Research output: Book/ReportDoctoral thesisCollection of Articles


Original languageEnglish
PublisherTampere University
ISBN (Electronic)978-952-03-1419-4
ISBN (Print)978-952-03-1418-7
Publication statusPublished - 10 Jan 2020
Publication typeG5 Doctoral dissertation (article)

Publication series

NameTampere University Dissertations
ISSN (Print)2489-9860
ISSN (Electronic)2490-0028


In the future particle colliders, the accelerator magnets keeping the particles on their tracks are required to produce magnetic fields above 20 T. This can be achieved only by using high temperature superconductors. The technology for producing the high temperature superconducting (HTS) conductors is relatively new and only recently the number of HTS conductor manufacturers has started to increase. It was only in 2016, when a 10 kA class Roebel cable made of REBCO tapes was tested in a small study coil, Feather-M0. Followed by that, in 2017 the first Roebel cable based 5 T accelerator magnet prototype Feather-M2 was constructed and tested to examine the prospects of HTS REBCO technology in accelerator magnets. The measurement results suggested that there is still a lot to learn in modelling those magnets.

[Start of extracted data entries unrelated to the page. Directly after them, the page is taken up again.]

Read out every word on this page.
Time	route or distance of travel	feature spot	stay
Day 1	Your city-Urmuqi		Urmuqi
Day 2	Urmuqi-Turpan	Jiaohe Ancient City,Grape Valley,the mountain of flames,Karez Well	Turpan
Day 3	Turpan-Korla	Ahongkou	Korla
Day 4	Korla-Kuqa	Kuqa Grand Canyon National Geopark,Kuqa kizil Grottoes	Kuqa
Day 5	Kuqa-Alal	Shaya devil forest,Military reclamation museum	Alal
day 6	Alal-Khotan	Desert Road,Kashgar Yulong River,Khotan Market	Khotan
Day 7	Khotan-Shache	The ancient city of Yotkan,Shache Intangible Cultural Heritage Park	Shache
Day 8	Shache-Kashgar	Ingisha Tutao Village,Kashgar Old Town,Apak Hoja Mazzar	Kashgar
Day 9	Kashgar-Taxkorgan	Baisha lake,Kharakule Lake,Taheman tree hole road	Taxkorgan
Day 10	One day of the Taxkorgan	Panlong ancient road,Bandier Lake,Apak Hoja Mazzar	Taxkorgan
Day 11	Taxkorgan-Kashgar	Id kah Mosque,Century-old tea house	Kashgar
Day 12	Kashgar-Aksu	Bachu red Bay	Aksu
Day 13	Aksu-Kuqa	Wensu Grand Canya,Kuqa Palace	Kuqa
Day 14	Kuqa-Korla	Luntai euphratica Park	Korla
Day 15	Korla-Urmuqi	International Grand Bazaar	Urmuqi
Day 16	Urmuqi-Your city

This thesis begins by introducing the readers to the mathematical and physical background for understanding the research presented in the attached publications. The background is followed by the chapters reviewing and synthetizing the publications. The focus in this thesis is on the AC loss modelling and thermal stability modelling. First, AC losses and magnetic field quality are modelled in Feather-M0 using a self-implemented minimum magnetic energy variation principle based simulation tool. Then, the focus is moved on the thermal stability modelling of HTS magnets by formulating the thermal model utlized in this thesis work. Next, the thermal model is utilized for scrutinizing the behavior of Feather-M2 with an inverse problem based modelling approach. Using the Feather-M2 measurement data, the inverse problem solutions are obtained for the thermal model parameters characterizing the magnet in terms of the thermal model. Furthermore, the thermal model is utilized and an optimization problem is formulated in order to determine the maximum stable operation current of Feather-M2. Finally, an energy-extraction system (EES) design for 20 T range magnet is presented and optimized by formulating and solving an optimization problem.